Define the things that bother you and the things that don’t. So what’s cheating and what’s not in an open relationship according to you? What’s allowed and what’s not? Talk frankly with each other and discuss every detail until both of you are satisfied with each other’s answers.
And while setting boundaries, always respect yourself and your partner. Just because you’re sleeping with someone else doesn’t mean you’re a bad or immoral person. You’re just being truthful to yourself and your partner about the fact that you do get sexually attracted to other people. And quite frankly, don’t we all?
#13 Don’t bring a lover home under any circumstance.

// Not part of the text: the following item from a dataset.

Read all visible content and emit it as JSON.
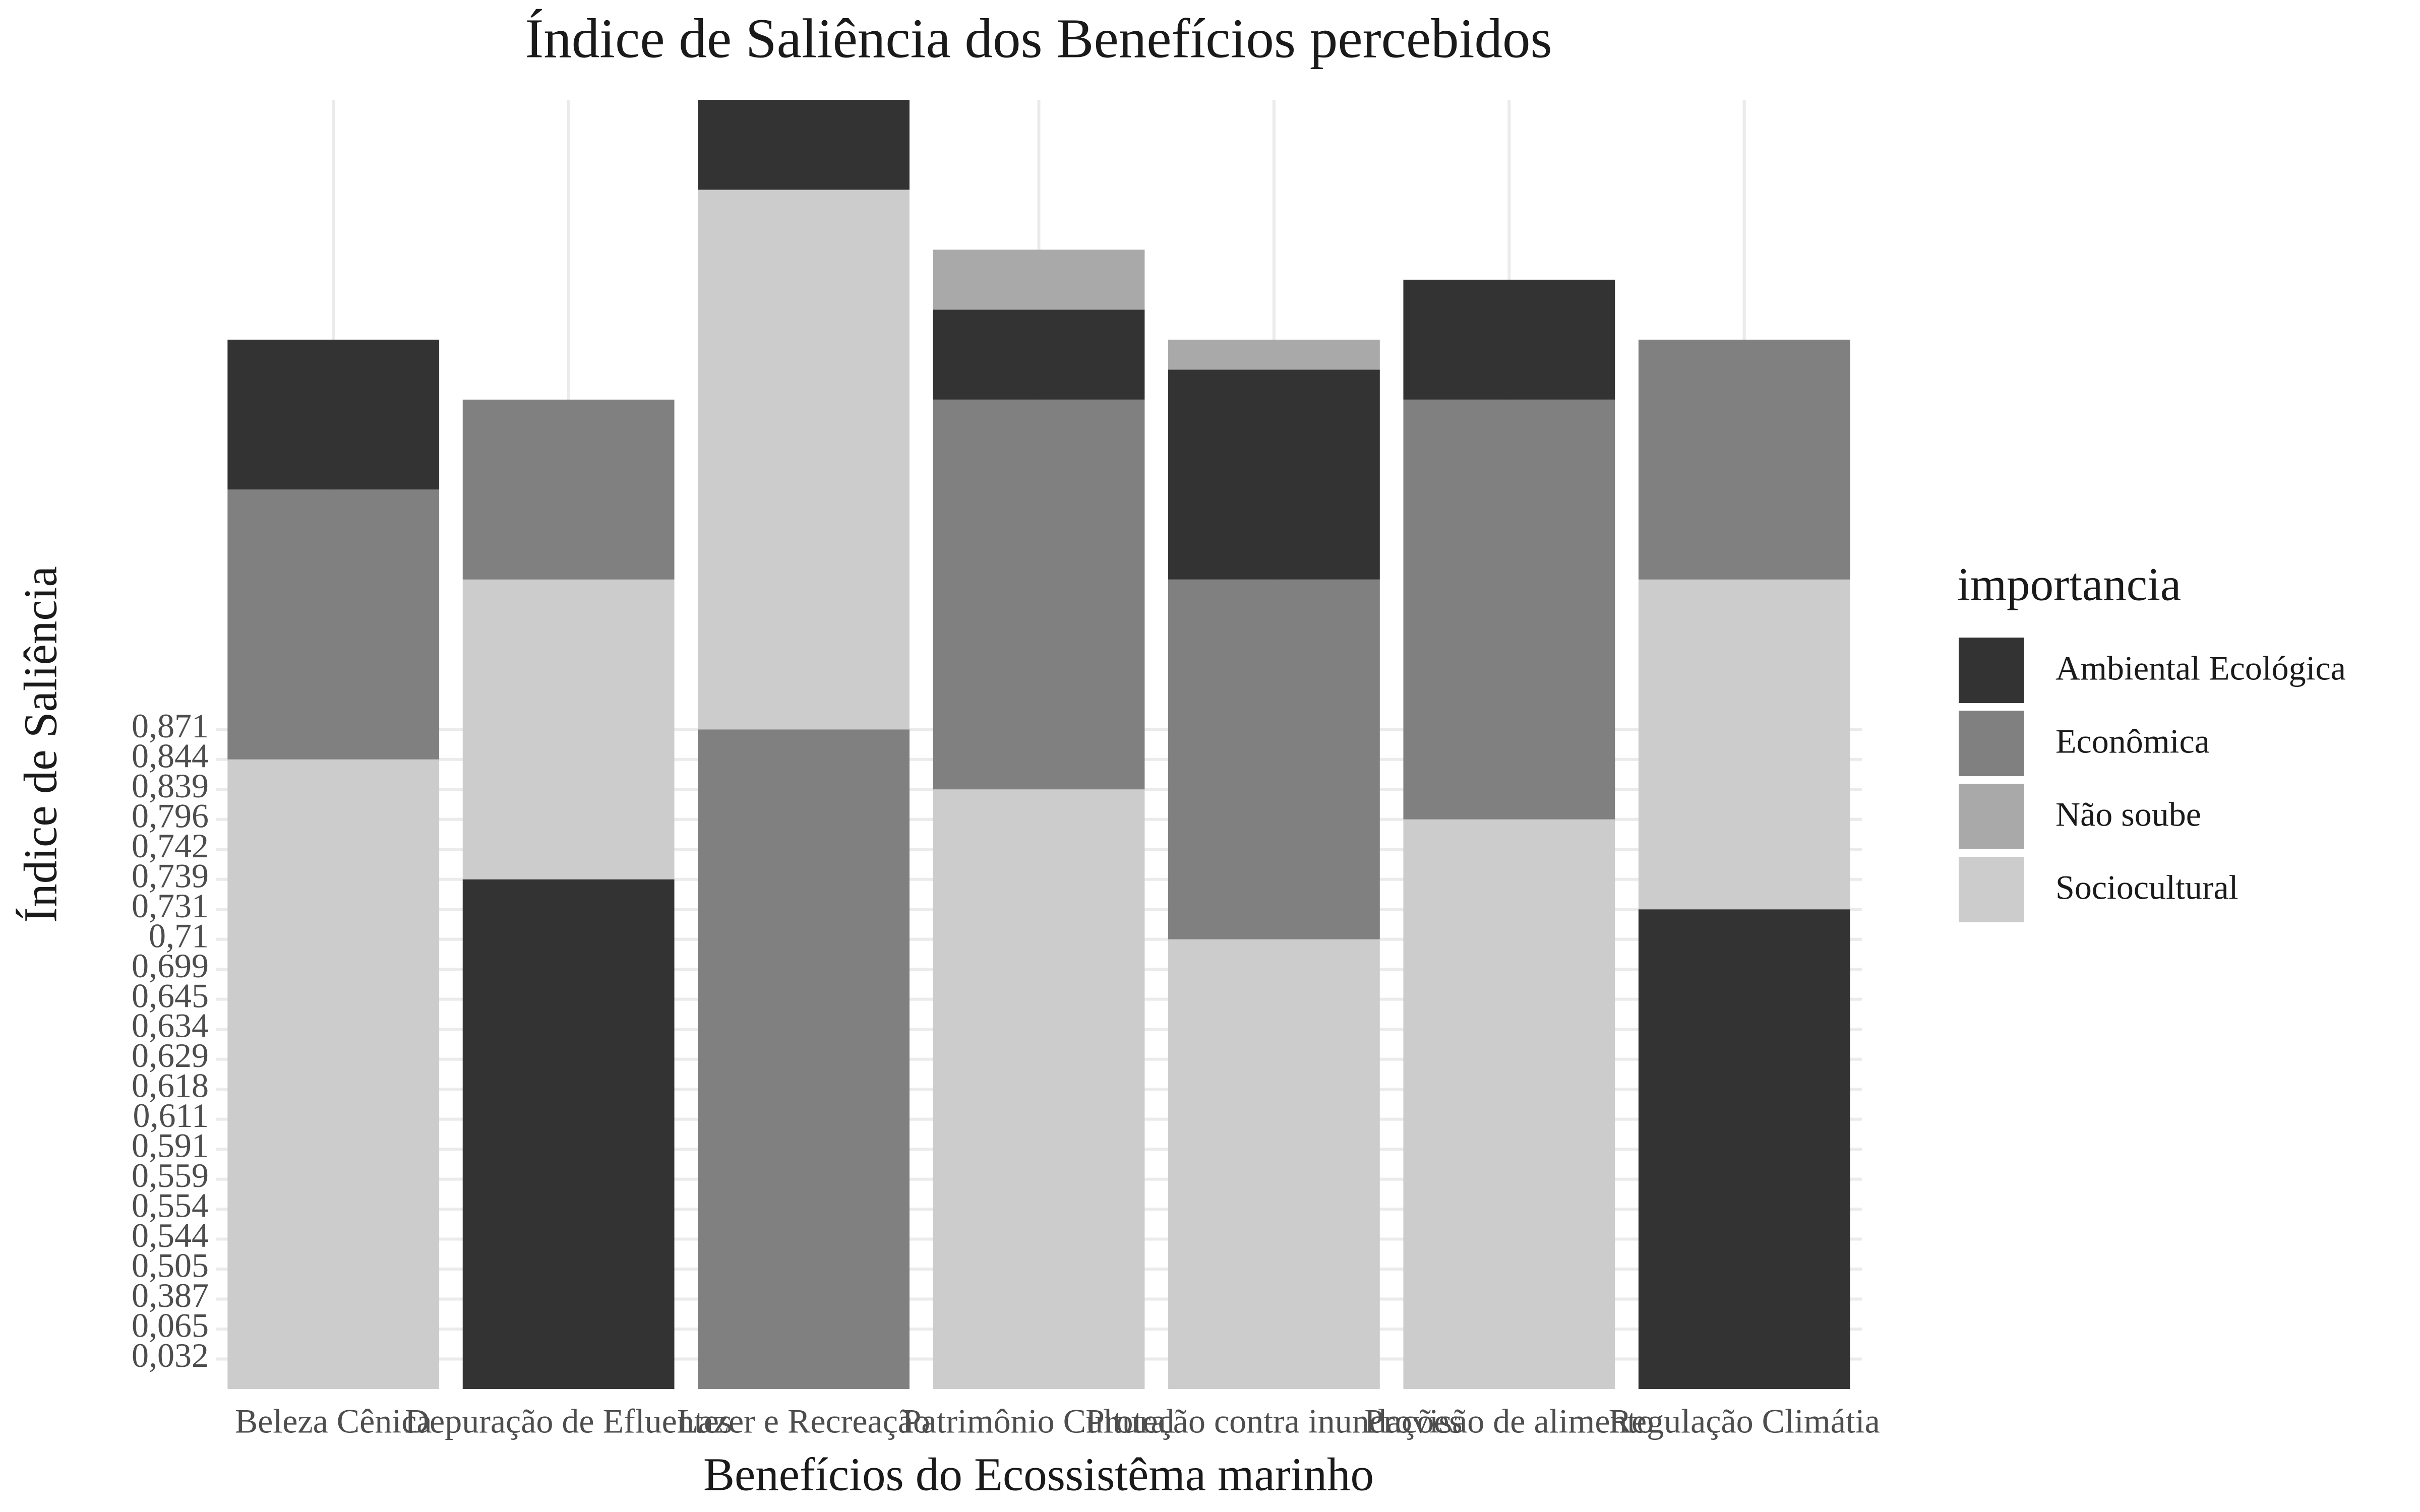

This is an absolute no-no. Your partner may know you’re sleeping with others, but bringing the other person into your own home can destabilize the fragile balance. Your home is your love nest, where nothing comes in between both of you, well, unless you’re bringing another couple to bed!
#14 Your partner gets first preference.
No matter what, always give your partner the first preference over any plans or events you may have with your other lovers. Always plan ahead and let your partner know about it so your partner doesn’t start to feel like a second fiddle while trying to get your attention.
#15 Set a time frame.
There are two time frames to think about here. Firstly, how often are either of you allowed to meet and interact with other sexual interests? For some, once a month may seem like too much, while for others, meeting another lover once a fortnight may seem perfect. Choose what works for you, and always have enough time to be with each other so both of you can live like a perfect couple with no distractions.
Finally, how long do both of you want to enjoy an open relationship? Have a plan or an understanding to go back to monogamy if the open relationship isn’t working out to your expectations.